Once Grace arrives at Tau Ceti, though, we get the fiction part of sci-fi that we all love: a friendly, intelligent alien. In this case, his name is Rocky, because he looks like a rock (and Grace can’t pronounce his actual name). Rocky is from a planet called Erid; his people have a language of musical trills inaccessible to human vocal cords; they “see” with echolocation like whales or bats; and they can somehow turn the noble gas xenon into a metal, which they use for advanced technology. Erid’s star has the same astrophage problem, and Rocky’s crew has similarly all died on the journey to Tau Ceti. Rocky and Grace quickly bond, two souls who thought they were completely alone in the cosmos, working together to save their stars.
Although this sounds like quite a serious scenario – two planets facing extinction, two astronauts abandoned and completely isolated in space – the film is light-hearted, optimistic and playful. Rocky and Grace joke with each other, like any other cinematic odd couple. After Grace figures out how to translate Eridian, creating an automated translator for his new pal, Rocky moves into Grace’s spaceship unannounced, proclaiming “Dirty, dirty, dirty! Why room so messy, question?”

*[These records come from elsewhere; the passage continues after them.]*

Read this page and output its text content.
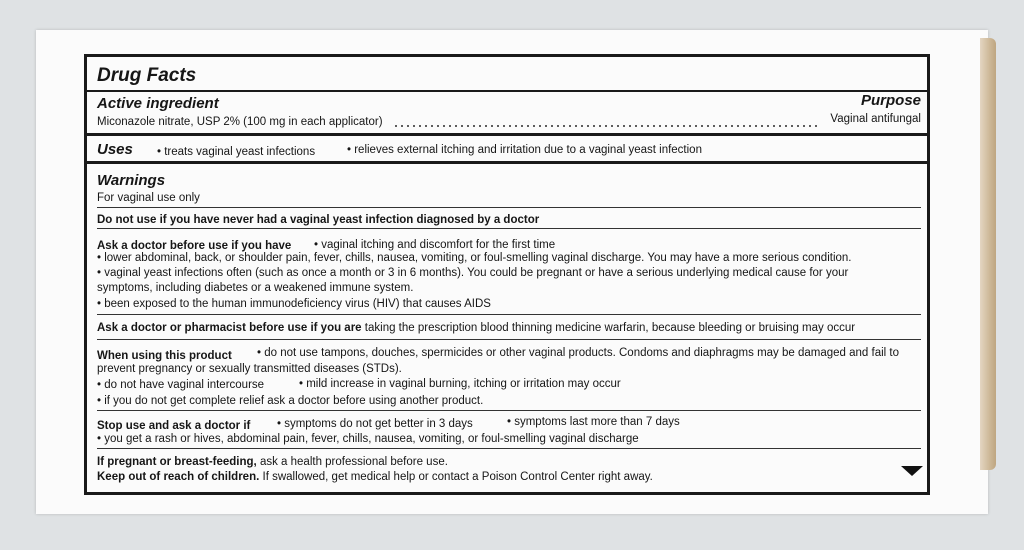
Drug Facts
Active ingredient	Purpose
Miconazole nitrate, USP 2% (100 mg in each applicator)	Vaginal antifungal
Uses • treats vaginal yeast infections	• relieves external itching and irritation due to a vaginal yeast infection
Warnings
For vaginal use only
Do not use if you have never had a vaginal yeast infection diagnosed by a doctor
Ask a doctor before use if you have • vaginal itching and discomfort for the first time
• lower abdominal, back, or shoulder pain, fever, chills, nausea, vomiting, or foul-smelling vaginal discharge. You may have a more serious condition.
• vaginal yeast infections often (such as once a month or 3 in 6 months). You could be pregnant or have a serious underlying medical cause for your
symptoms, including diabetes or a weakened immune system.
• been exposed to the human immunodeficiency virus (HIV) that causes AIDS
Ask a doctor or pharmacist before use if you are taking the prescription blood thinning medicine warfarin, because bleeding or bruising may occur
When using this product • do not use tampons, douches, spermicides or other vaginal products. Condoms and diaphragms may be damaged and fail to
prevent pregnancy or sexually transmitted diseases (STDs).
• do not have vaginal intercourse	• mild increase in vaginal burning, itching or irritation may occur
• if you do not get complete relief ask a doctor before using another product.
Stop use and ask a doctor if • symptoms do not get better in 3 days	• symptoms last more than 7 days
• you get a rash or hives, abdominal pain, fever, chills, nausea, vomiting, or foul-smelling vaginal discharge
If pregnant or breast-feeding, ask a health professional before use.
Keep out of reach of children. If swallowed, get medical help or contact a Poison Control Center right away.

We discover, through flashbacks woven in, that Grace’s mission is even more fearsome than he thought. In many ways, he’s an “everyman” character, and never saw himself as the brave one – definitely not the type of person who would willingly take on this mission. But once he’s alone out in space, he rises to meet the challenge – mostly for his newfound friend Rocky. As the ship’s commander told Grace before launch, “You just need to find someone to be brave for.” The bond between the two lone astronauts is enough for them to make major sacrifices for each other, including risking their lives.
Although Grace is in a fantastical predicament that most of us can’t even fathom, there’s something deeply relatable here, touching on some of the most uniting human experiences: grief, loss, and the utter unpredictability of life. Both man and alien have lost their crews and may never return to their respective planets. Experiencing any kind of deep grief can feel like Grace waking up on the spaceship – you absolutely did not and would not choose to be in this situation, but you’re powerless to stop it. Now you must live in this timeline, which feels deeply weird and wrong, and either sulk or make the best of it (and Grace does a bit of both).
At the same time, the film reminds us that life has not only unpredictable lows, but also unpredictable joys and fulfilment. Grace never would have imagined his life going the way it did: becoming Earth’s saviour, making such a deep connection with an alien creature. Yet – and you’ll have to see the film to find out how – his turns out to be a life filled with connection, love and contentment. Grace’s story makes clear that even if life doesn’t go to plan, it can still be well worth living, and maybe even better than you had imagined it could be.
Project Hail Mary has attracted some criticism for being silly at points, or “unserious” compared with epics like Christopher Nolan’s Interstellar. But I found it an incredibly enjoyable watch. The lightness doesn’t take away from the film’s meaning. Instead, it enhances it, reminding us that we can find hope and joy even in dark situations.
In a landscape littered with endless reboots, it’s an absolute treat to encounter such an original and uplifting film. Project Hail Mary brings the best of sci-fi to the big screen, teaching us about both science and ourselves. It’s a story that really makes you feel your place in the universe, and reminds you what it means to be human.